DBToaster
Custom Adaptors

DBToaster allows users to build custom adaptors for processing input streams. Such adaptors can build their own events and feed them into the query engine by calling the generated trigger functions.

The incremental view-maintenance (IVM) programs generated by DBToaster would be a component of your application, and in any real-world application, you will need to write your own adaptors for providing the IVM program with your data stream, as well as the operations on the data (either insert, delete, or update). Update operations in DBToaser are considered as a sequence of delete and insert operations, so it will make it even easier for you, to write your own custom data adaptors.

Based on the choice of your target language, either C++ or Scala, you need to write the data adaptor the same language.

1. Custom Scala Adaptors

For writing your data adaptor in Scala, you should consider that the generated code for Scala consists of a class and an object with the same name. The generated object contains a default main method for quickly testing the program. Although, as you want to write your own data adaptor, you can simply ignore this generated object, and you will only need the generated class.

By having a look at the generated class code, you might have noticed that it is a descendant of Akka Actor class, which makes it an actor. If you are already familiar with Akka Actor, you know that each actor has a receive method that accepts a request and tries to handle that request. The generated code for each IVM program will try to handle several events in the receive method:

  • StreamInit: which is an event that is meant to occur only once in the beginning of the execution.
  • TupleEvent: that you will normally see the pattern matching for several kinds of this event. Actually, this is the main event that should occur on every database operation on the database tables.
  • GetSnapshot: that is a request for sending back the current view result.
  • EndOfStream: which is an event that is meant to occur only once in the end of the execution.

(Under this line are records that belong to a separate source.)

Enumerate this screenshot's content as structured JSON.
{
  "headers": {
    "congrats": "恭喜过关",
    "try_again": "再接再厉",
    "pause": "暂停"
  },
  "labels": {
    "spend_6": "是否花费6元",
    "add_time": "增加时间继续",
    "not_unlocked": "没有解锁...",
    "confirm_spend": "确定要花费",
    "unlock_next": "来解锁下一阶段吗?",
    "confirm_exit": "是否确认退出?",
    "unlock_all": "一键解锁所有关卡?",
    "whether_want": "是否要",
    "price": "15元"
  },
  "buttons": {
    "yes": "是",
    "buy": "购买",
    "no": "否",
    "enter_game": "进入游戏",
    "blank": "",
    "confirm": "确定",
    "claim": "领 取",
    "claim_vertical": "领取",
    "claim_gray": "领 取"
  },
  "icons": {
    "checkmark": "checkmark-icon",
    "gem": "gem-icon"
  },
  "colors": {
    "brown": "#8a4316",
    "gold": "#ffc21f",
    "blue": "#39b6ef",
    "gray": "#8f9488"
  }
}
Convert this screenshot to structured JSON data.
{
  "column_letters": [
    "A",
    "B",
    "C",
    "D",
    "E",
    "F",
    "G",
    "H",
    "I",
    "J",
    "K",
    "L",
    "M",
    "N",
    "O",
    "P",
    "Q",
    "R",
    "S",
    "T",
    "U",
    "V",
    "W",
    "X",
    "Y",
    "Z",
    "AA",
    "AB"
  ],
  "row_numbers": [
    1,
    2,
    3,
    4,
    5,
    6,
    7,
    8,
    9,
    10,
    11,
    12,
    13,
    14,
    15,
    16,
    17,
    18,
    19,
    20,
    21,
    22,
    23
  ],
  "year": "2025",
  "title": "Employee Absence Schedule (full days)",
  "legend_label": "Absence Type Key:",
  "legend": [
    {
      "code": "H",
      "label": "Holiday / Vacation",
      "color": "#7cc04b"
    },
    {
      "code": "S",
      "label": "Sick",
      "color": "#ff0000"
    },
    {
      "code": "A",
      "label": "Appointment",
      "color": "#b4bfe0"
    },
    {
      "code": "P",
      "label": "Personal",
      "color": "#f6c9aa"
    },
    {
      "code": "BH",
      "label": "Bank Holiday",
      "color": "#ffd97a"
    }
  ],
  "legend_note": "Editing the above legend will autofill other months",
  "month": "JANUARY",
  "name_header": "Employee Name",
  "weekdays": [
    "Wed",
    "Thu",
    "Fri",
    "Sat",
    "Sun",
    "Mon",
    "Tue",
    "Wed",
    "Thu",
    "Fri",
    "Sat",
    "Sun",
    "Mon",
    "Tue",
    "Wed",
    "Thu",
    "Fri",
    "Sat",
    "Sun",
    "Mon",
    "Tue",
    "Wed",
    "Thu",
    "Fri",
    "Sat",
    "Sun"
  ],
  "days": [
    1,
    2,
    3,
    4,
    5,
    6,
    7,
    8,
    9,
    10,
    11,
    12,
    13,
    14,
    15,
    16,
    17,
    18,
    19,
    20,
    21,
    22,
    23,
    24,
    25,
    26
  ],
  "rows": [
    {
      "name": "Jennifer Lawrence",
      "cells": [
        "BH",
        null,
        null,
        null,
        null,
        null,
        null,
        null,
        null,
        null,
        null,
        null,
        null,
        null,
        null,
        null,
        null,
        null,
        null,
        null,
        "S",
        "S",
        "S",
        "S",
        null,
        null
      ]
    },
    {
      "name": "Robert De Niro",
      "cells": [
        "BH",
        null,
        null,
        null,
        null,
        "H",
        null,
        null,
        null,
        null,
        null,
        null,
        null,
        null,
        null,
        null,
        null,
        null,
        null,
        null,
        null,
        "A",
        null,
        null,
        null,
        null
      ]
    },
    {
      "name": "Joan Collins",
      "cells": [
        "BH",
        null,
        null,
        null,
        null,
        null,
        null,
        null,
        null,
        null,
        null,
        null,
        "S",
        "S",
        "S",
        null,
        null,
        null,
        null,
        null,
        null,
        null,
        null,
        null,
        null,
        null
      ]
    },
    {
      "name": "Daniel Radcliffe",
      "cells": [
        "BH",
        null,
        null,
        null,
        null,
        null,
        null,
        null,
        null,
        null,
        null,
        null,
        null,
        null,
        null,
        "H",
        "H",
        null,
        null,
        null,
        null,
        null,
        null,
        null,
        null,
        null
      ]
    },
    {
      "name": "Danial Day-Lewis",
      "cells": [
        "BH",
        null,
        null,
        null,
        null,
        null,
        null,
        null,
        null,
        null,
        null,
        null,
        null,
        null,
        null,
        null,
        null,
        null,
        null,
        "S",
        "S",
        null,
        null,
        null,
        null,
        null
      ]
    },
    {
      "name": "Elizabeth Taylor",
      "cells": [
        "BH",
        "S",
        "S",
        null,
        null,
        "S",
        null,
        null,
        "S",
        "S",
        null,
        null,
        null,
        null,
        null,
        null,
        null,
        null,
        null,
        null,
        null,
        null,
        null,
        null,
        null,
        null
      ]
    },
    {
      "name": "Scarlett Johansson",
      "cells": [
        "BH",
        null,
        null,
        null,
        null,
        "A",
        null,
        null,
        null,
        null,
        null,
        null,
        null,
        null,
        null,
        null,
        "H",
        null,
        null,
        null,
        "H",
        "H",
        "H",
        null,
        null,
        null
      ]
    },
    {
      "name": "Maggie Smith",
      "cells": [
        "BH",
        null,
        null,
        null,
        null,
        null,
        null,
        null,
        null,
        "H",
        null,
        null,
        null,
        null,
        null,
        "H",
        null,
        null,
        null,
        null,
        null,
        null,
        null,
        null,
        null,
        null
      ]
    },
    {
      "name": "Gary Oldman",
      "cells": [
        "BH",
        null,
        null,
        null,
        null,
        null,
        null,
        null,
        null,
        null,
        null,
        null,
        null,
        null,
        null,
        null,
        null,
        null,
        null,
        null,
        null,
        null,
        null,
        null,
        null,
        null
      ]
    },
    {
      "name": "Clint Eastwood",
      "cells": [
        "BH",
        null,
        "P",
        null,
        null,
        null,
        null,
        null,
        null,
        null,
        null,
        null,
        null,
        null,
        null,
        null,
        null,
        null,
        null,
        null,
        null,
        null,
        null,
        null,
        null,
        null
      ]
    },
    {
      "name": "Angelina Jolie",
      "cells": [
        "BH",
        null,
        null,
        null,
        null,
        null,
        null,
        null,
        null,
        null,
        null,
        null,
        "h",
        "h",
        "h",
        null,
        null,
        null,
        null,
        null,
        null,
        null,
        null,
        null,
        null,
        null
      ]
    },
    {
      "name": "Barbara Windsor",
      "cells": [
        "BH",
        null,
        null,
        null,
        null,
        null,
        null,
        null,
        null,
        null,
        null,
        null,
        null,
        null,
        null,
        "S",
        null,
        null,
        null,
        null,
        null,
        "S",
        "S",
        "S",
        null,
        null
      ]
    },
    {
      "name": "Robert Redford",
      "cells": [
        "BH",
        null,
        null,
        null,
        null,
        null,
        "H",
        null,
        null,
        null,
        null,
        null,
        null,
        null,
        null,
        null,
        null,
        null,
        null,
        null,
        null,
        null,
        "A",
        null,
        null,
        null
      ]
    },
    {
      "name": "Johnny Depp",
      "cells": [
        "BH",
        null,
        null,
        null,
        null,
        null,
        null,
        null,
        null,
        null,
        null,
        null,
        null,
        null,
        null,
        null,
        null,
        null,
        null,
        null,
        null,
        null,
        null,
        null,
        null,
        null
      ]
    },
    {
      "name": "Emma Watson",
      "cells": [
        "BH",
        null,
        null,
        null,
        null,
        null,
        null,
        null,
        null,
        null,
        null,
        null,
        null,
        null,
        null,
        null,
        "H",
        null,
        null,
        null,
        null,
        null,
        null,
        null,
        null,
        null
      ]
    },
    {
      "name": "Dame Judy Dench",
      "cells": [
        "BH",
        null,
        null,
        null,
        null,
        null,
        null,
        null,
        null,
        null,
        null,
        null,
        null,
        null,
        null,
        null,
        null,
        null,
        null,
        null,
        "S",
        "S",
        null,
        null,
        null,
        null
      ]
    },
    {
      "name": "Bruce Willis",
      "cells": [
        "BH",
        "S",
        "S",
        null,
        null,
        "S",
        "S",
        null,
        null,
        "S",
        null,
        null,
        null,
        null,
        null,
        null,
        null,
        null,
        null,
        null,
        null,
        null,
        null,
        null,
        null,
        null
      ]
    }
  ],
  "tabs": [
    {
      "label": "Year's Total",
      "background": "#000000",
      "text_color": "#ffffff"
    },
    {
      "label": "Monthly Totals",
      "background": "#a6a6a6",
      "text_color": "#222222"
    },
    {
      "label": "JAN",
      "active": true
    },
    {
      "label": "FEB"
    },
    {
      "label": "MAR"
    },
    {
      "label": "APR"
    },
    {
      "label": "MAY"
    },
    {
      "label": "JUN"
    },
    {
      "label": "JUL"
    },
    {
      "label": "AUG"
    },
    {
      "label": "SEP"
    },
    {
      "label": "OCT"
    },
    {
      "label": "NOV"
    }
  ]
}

As you might have already guessed, you only have to create these events in your custom adaptor and pass them to this generated Akka Actor to handle your request.

2. Custom C++ Adaptors

Writing a custom adaptor in C++ is semantically almost the same as Scala, but implementation-wise is different. For C++, the main file for quick testing of your generated IVM programs is not generated and you can find it in the latest distribution tarball (under examples/code/main.cpp).

In this sample main.cpp file, in addition to the main function, there are two custom programs (named CustomProgram_1 and CustomProgram_2) which extend the Program class.

If you look into one of the generated IVM programs in C++, you will notice that a class named Program is generated. So, the two custom programs (named CustomProgram_1 and CustomProgram_2) that you have already seen in main.cpp are extending the generated Program class, and they provide a custom way of handling input to the program, and you can write your adaptor in the same way.